C’est pourquoi LVMH met en place des programmes de conservation avec des partenaires comme l’UNESCO et met en œuvre des initiatives ciblées, autour de pilotes d’agriculture régénératrice, ou avec par exemple l’exploita- tion du coton avec des fertilisants naturels. Une agriculture Haute Couture !
La bataille porte aussi sur la crédibilité d’indicateurs environ- nementaux lisibles. Il faut la même robustesse sur des données financières qu’extra-financières.
Si tous les acteurs du luxe bougent dans le même sens, ces initiatives sont susceptibles de changer la donne pour la filière en matière d’empreinte carbone.
L’EVOLUTION DES BUSINESS MODELS
L’expérience et l’usage étaient déjà au cœur de la définition même de luxe, qui incarne naturellement une notion de durabilité. L’économie de la réparation fait partie du business model du luxe. On peut décliner des services de relookage de souliers, de recyclage de vêtements, de réutilisation du verre. Il nous faut pousser le plus possible le modèle de l’économie circulaire, de la circularité créative. C’est aussi une source d’inspiration pour les designers.
L’expérience client est également au cœur du luxe. L’un des défis pour les marques est de trouver une alchimie heureuse entre les boutiques et le commerce en ligne. Les expériences sur les canaux numériques se perfectionnent et reproduisent ce que les clients vivent dans nos magasins. Certaines technologies permettent aux vendeurs de parler en face à face avec leurs clients, tout en étant à distance.
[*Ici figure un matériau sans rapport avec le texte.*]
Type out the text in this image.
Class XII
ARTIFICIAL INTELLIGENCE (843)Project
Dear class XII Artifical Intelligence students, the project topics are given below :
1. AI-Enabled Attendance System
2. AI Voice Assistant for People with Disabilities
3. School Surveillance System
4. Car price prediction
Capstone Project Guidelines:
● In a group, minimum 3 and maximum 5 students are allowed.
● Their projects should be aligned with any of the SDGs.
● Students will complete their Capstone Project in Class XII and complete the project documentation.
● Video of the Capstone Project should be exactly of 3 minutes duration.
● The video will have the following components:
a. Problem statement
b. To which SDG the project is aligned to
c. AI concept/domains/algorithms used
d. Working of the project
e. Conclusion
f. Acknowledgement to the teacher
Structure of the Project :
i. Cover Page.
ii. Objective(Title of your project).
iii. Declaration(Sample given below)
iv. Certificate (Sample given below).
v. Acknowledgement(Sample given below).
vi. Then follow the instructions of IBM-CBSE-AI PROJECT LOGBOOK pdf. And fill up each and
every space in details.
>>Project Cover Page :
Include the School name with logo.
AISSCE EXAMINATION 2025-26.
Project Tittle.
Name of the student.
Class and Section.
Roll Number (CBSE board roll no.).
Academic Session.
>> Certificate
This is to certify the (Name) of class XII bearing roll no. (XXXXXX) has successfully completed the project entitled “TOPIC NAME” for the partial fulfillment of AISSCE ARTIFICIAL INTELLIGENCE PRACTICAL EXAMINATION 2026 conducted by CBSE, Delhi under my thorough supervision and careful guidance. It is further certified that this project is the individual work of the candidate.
Le développement durable, ce sont des progrès en continu, rien n’est jamais parfait. Aujourd’hui, en partie grâce aux jeunes générations, y compris en Chine, ces enjeux sont intégrés au sein des entreprises, ils font partie intégrante du business. Comme toute transformation, cela génère de la résistance, mais l’important est d’en comprendre la nature, de donner lieu à de vrais débats dans la recherche de solutions, et à une communication active sur nos initiatives en interne comme en externe pour embarquer le plus grand nombre et aboutir à un véritable changement de l’ensemble de la filière.